I could feel "Smells Like Teen Spirit," even in the middle of the volume range, and it produced rich sound at the lower volumes, even in an environment with horrible acoustics. The surround-sound rendition in movies and music seemed quite accurate during my brief check. I do find the highs a little too bright for my taste, but that's personal preference, and the rest of the frequency range sounds a bit warmer.

To incorporate PC-shaking audio, Dell had to create a rigid cabinet for the system. It remains to be seen whether the bass vibrations will affect the system in any way over time.

The audio is what makes the XPS 27 stand out. Otherwise, it's a pretty typical Windows all-in-one. Our unit was reasonably fast, but not a monster.

Prices start at $1,499 (directly converted, about £1,460 and AU$2,500), with the initial processor choices being 6th Generation Core i5 and i7 processors (Skylake). You can also get it with integrated graphics or discrete AMD R9 M470 or M485X GPUs and up to 64GB RAM. It's got three drive bays that you can configure with a single m.2 PCIe SSD (up to 1TB), 2 SATA drives up to 2TB each and/or a 2TB SATA drive bolstered by 32GB M.2 SSD. In total, the system has 4 USB 3.0 ports -- one on the side and the other three inset behind the display, though you lose one to the Bluetooth mouse dongle-- and 2 Thunderbolt 3.

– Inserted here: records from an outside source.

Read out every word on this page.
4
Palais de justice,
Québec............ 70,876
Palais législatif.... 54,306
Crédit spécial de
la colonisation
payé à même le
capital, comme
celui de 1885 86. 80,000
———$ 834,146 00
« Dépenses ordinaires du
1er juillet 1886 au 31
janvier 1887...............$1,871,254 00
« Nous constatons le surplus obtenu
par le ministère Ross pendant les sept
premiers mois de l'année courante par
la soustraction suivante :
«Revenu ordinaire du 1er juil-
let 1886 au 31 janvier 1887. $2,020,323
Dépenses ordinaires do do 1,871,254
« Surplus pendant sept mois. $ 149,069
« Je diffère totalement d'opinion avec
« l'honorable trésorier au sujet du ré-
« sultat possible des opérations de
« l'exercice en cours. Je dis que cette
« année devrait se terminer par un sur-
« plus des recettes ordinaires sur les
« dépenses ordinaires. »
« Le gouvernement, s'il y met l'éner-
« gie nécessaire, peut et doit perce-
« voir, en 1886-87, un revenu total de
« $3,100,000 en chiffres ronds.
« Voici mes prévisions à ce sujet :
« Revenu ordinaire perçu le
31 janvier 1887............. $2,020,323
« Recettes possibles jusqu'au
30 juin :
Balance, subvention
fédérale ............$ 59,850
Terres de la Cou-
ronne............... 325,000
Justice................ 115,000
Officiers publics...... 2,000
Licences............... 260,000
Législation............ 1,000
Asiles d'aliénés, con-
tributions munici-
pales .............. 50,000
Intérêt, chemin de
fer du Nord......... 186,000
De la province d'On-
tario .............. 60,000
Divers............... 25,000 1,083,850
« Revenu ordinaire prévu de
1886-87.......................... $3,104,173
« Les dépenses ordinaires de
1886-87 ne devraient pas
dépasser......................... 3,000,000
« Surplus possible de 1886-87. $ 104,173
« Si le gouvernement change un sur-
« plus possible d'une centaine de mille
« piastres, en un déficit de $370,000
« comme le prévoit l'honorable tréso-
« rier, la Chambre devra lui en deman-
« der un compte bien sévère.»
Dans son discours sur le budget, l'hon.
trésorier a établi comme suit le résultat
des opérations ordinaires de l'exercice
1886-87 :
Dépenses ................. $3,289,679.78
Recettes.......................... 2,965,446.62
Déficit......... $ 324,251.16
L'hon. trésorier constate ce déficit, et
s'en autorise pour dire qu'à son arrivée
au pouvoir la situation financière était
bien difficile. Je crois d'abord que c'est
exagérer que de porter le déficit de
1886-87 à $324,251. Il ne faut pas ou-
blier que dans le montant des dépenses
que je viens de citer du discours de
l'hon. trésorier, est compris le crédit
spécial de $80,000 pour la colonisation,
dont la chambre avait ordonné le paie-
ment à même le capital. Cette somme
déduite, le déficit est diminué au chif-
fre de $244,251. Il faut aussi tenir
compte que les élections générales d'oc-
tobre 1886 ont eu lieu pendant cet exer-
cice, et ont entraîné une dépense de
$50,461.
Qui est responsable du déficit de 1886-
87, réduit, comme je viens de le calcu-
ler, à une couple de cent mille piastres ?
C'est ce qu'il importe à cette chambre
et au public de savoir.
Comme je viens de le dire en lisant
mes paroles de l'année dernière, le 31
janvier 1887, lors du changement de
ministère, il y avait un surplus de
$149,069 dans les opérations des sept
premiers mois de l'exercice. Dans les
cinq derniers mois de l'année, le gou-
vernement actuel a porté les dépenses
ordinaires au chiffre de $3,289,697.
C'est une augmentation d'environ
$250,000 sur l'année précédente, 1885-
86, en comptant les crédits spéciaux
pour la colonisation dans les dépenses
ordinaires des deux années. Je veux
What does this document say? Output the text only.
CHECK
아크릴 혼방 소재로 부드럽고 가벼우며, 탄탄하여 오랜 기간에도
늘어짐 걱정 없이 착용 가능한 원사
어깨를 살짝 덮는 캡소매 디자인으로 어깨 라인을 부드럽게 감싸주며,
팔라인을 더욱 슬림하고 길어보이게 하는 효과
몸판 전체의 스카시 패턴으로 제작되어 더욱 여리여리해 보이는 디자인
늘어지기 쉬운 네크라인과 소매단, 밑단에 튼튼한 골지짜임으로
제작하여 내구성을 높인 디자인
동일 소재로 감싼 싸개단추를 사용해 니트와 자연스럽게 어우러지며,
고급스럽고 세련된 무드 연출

The touch display on the unit I looked at has a really bright 27-inch display. Your display choices are are a UHD 4K (3,840 x 2,160) touch panel or a nontouch panel of the same resolution but 50 nits brighter and using Dell's thin-bezel Infinity Edge. Similar to the Microsoft Surface Studio, the stand for the touch version lets it fold flat, while both the touch and nontouch versions can tilt back by 30 degrees. However, the touch version doesn't support a stylus.

Out of the box, the colors looked aggressively saturated, but after calibration they were accurate enough for photo editing and covered 100 percent of the Adobe RGB color gamut. (I couldn't find a way to manually set the color temperature.)

Unfortunately, I found the display far too reflective, even when tilted to try to reduce the light incidence. The guts of the computer reside in the display section, like an iMac, but I prefer them in a base, like the HP Envy or Surface Studio. The cables run out the back through an opening in the stand -- only a single USB port, SD card slot and headphone jack grace the sides of the display. That's fine if you're a set-it-and-forget-it hardware user, but it's a pain if you need to get into the back USB ports on a regular basis.